Imagen principal - El fotógrafo que retrató la Valencia del desarrollismo

Imagen secundaria 1 - El fotógrafo que retrató la Valencia del desarrollismo

Imagen secundaria 2 - El fotógrafo que retrató la Valencia del desarrollismo

El resto de imágenes espigadas dentro del nutrido arsenal legado por Piris que integran la exposición se alinean de acuerdo con idénticos principios. un homenaje a la contradicción. En ellas descuella por cierto un atributo sutil, aunque muy singular, que no se aprecia tal vez en una primera inspección: un tenue sentido del humor. Como si el fotógrafo nos avisara de que el porvenir que se asomaba a su lente iba a deparar estampas paradójicas, adornadas por una pícara tendencia a jugar con los contrastes reflejados en esas panorámicas donde la ribera del Júcar abriéndose paso entre los edificios que se ofrecen como alojamiento veraniego y destino del fin de semana. Frutales conviviendo con una costa todavía virgen. Naturales de Cullera asombrados ante la irrupción de los primeros guiris: la playa de San Antonio o la del Racó pasando de plácido rincón para amigos de la pesca y los baños de mar a refugio para el turismo de masas.
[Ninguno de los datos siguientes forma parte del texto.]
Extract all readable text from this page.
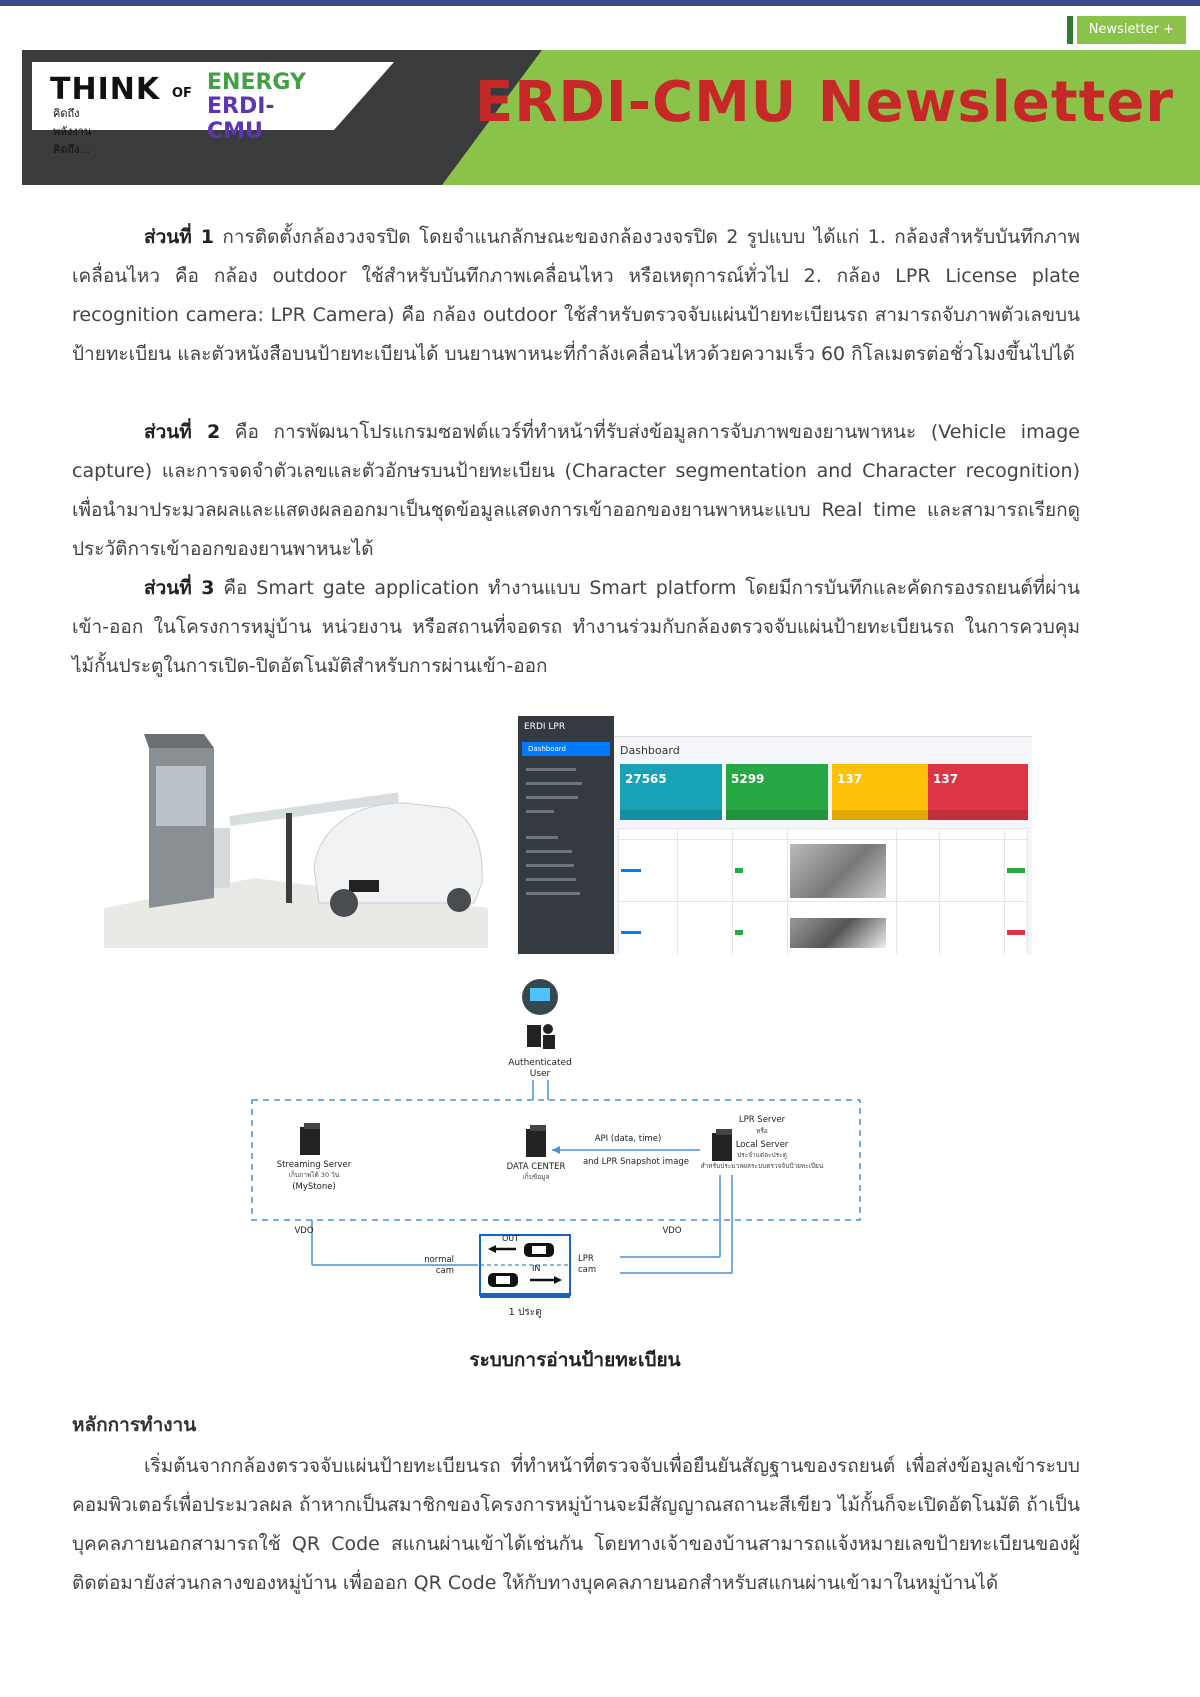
Newsletter +
THINK OF ENERGY
ERDI-CMU
คิดถึงพลังงาน คิดถึง...
ERDI-CMU Newsletter

ส่วนที่ 1 การติดตั้งกล้องวงจรปิด โดยจำแนกลักษณะของกล้องวงจรปิด 2 รูปแบบ ได้แก่ 1. กล้องสำหรับบันทึกภาพเคลื่อนไหว คือ กล้อง outdoor ใช้สำหรับบันทึกภาพเคลื่อนไหว หรือเหตุการณ์ทั่วไป 2. กล้อง LPR License plate recognition camera: LPR Camera) คือ กล้อง outdoor ใช้สำหรับตรวจจับแผ่นป้ายทะเบียนรถ สามารถจับภาพตัวเลขบนป้ายทะเบียน และตัวหนังสือบนป้ายทะเบียนได้ บนยานพาหนะที่กำลังเคลื่อนไหวด้วยความเร็ว 60 กิโลเมตรต่อชั่วโมงขึ้นไปได้

ส่วนที่ 2 คือ การพัฒนาโปรแกรมซอฟต์แวร์ที่ทำหน้าที่รับส่งข้อมูลการจับภาพของยานพาหนะ (Vehicle image capture) และการจดจำตัวเลขและตัวอักษรบนป้ายทะเบียน (Character segmentation and Character recognition) เพื่อนำมาประมวลผลและแสดงผลออกมาเป็นชุดข้อมูลแสดงการเข้าออกของยานพาหนะแบบ Real time และสามารถเรียกดูประวัติการเข้าออกของยานพาหนะได้

ส่วนที่ 3 คือ Smart gate application ทำงานแบบ Smart platform โดยมีการบันทึกและคัดกรองรถยนต์ที่ผ่านเข้า-ออก ในโครงการหมู่บ้าน หน่วยงาน หรือสถานที่จอดรถ ทำงานร่วมกับกล้องตรวจจับแผ่นป้ายทะเบียนรถ ในการควบคุมไม้กั้นประตูในการเปิด-ปิดอัตโนมัติสำหรับการผ่านเข้า-ออก

ERDI LPR
Dashboard	Dashboard
27565	5299	137	137

Authenticated
User
Streaming Server
เก็บภาพได้ 30 วัน
(MyStone)
DATA CENTER
เก็บข้อมูล
API (data, time)
and LPR Snapshot image
LPR Server
หรือ
Local Server
ประจำแต่ละประตู
สำหรับประมวลผลระบบตรวจจับป้ายทะเบียน
VDO
normal
cam
VDO
LPR
cam
OUT
IN
1 ประตู
ระบบการอ่านป้ายทะเบียน
หลักการทำงาน

เริ่มต้นจากกล้องตรวจจับแผ่นป้ายทะเบียนรถ ที่ทำหน้าที่ตรวจจับเพื่อยืนยันสัญฐานของรถยนต์ เพื่อส่งข้อมูลเข้าระบบคอมพิวเตอร์เพื่อประมวลผล ถ้าหากเป็นสมาชิกของโครงการหมู่บ้านจะมีสัญญาณสถานะสีเขียว ไม้กั้นก็จะเปิดอัตโนมัติ ถ้าเป็นบุคคลภายนอกสามารถใช้ QR Code สแกนผ่านเข้าได้เช่นกัน โดยทางเจ้าของบ้านสามารถแจ้งหมายเลขป้ายทะเบียนของผู้ติดต่อมายังส่วนกลางของหมู่บ้าน เพื่อออก QR Code ให้กับทางบุคคลภายนอกสำหรับสแกนผ่านเข้ามาในหมู่บ้านได้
Otras instantáneas rinden tributo al mismo mundo que Piris retrató. En realidad, en todas ellas se destila un reconocimiento del choque entre culturas que se avecinaba y el autor de estas imágenes parecía intuir. Los bares de siempre, vecinos de las nuevas discotecas de factura pop. O la vida vista desde el corazón de una peluquería extraída de ‘Cuéntame’ o el escaparate de una perfumería, con un Simca 1000 al fondo como heraldo del progreso. O desde el interior de un apartamento decorado con sofás de escai y suelo de sintasol, todo tan sesentero, cuya terraza otea la España que viene: la España donde las reinas de los concurso de verano todavía ponían esa cara de susto propia de las parejas de novios de la época, con la sonrisa aún vetada. Cullera como metáfora de ese país que se reinventó de acuerdo con, en efecto, la lógica del palimpsesto: añadiendo al mar de toda la vida otro mar. Un mar de sombrillas.